Tuesday, September 30, 2025

Murakami’s Spaghetti & Ballard’s Influence - Anika

    On the surface, Haruki Murakami’s The Year of Spaghetti is just a man cooks pasta, avoids people, and builds a life where noodles consume his days. However, there was a reference that particularly caught my eye, when the narrator remarks that the frozen silence around him felt “as if I were in a J. G. Ballard science-fiction story”

    Ballard, the British writer best known for Crash and Empire of the Sun, was very surrealist in nature. He was obsessed with the concept of isolation in the modern world,  which often haunts Murakami’s story in some ways. Ballard often took everyday landscapes (empty highways, abandoned swimming pools, deserted suburbs) and infused them with a kind of eerie disconnection. Murakami does the same, but with spaghetti. The apartment filled with steam and garlic isn’t warm or social, it’s an environment where time and memory warp into some other world.

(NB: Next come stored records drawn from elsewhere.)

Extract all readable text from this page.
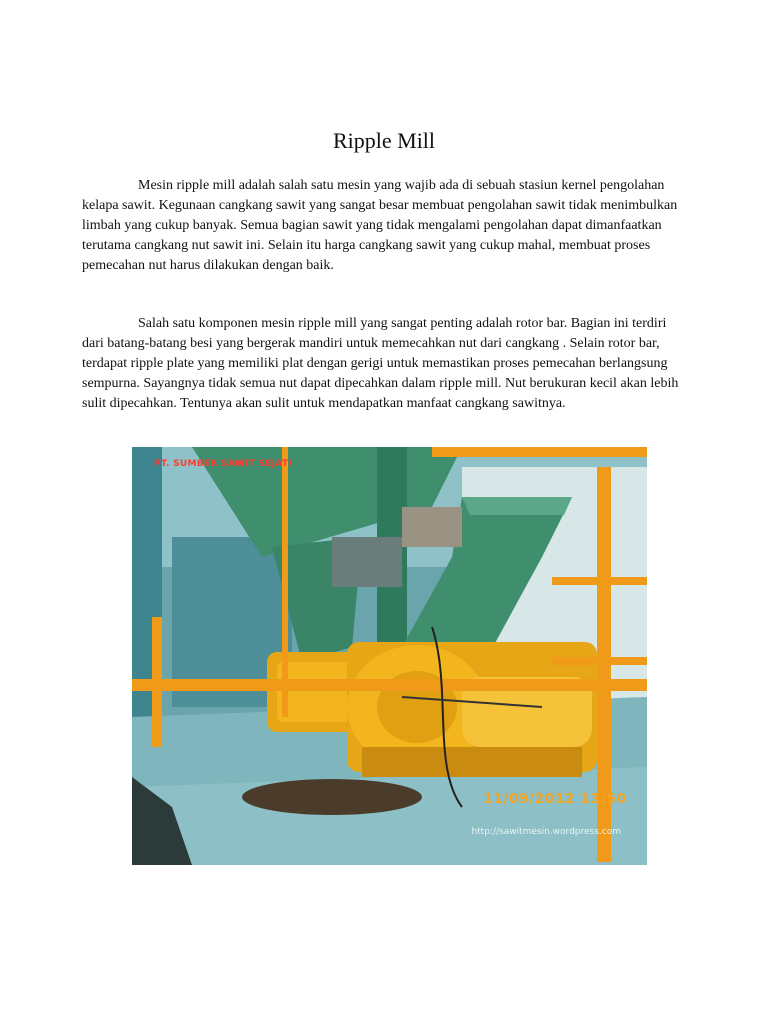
Ripple Mill

Mesin ripple mill adalah salah satu mesin yang wajib ada di sebuah stasiun kernel pengolahan kelapa sawit. Kegunaan cangkang sawit yang sangat besar membuat pengolahan sawit tidak menimbulkan limbah yang cukup banyak. Semua bagian sawit yang tidak mengalami pengolahan dapat dimanfaatkan terutama cangkang nut sawit ini. Selain itu harga cangkang sawit yang cukup mahal, membuat proses pemecahan nut harus dilakukan dengan baik.

Salah satu komponen mesin ripple mill yang sangat penting adalah rotor bar. Bagian ini terdiri dari batang-batang besi yang bergerak mandiri untuk memecahkan nut dari cangkang . Selain rotor bar, terdapat ripple plate yang memiliki plat dengan gerigi untuk memastikan proses pemecahan berlangsung sempurna. Sayangnya tidak semua nut dapat dipecahkan dalam ripple mill. Nut berukuran kecil akan lebih sulit dipecahkan. Tentunya akan sulit untuk mendapatkan manfaat cangkang sawitnya.

PT. SUMBER SAWIT SEJATI
11/09/2012 13:50
http://sawitmesin.wordpress.com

    Murakami even used Ballard’s fixation on everyday settings/objects as a psychological vessel of sorts. For Ballard, cars and concrete became mirrors of the psyche. For Murakami, it’s a pot of pasta. The obsessive focus on spaghetti brands, sauces, timers, and rituals is less about taste and more about constructing a landscape that isolates the narrator from the messy lives of others. The woman on the phone threatens to interrupt his world, which is why she must be fended off with the absurd excuse of “I’m making spaghetti.”

Seeing The Year of Spaghetti through Ballard shows how Murakami created this miniature dystopia where spaghetti replaces social connection. 

    Thus, Murakami’s loneliness is not just personal but a part of modern life. As individuals we retreat into, sometimes strange, rituals to survive our hectic lives. If Ballard imagined alien planets in English suburbs, Murakami imagines loneliness at the bottom of a spaghetti pot.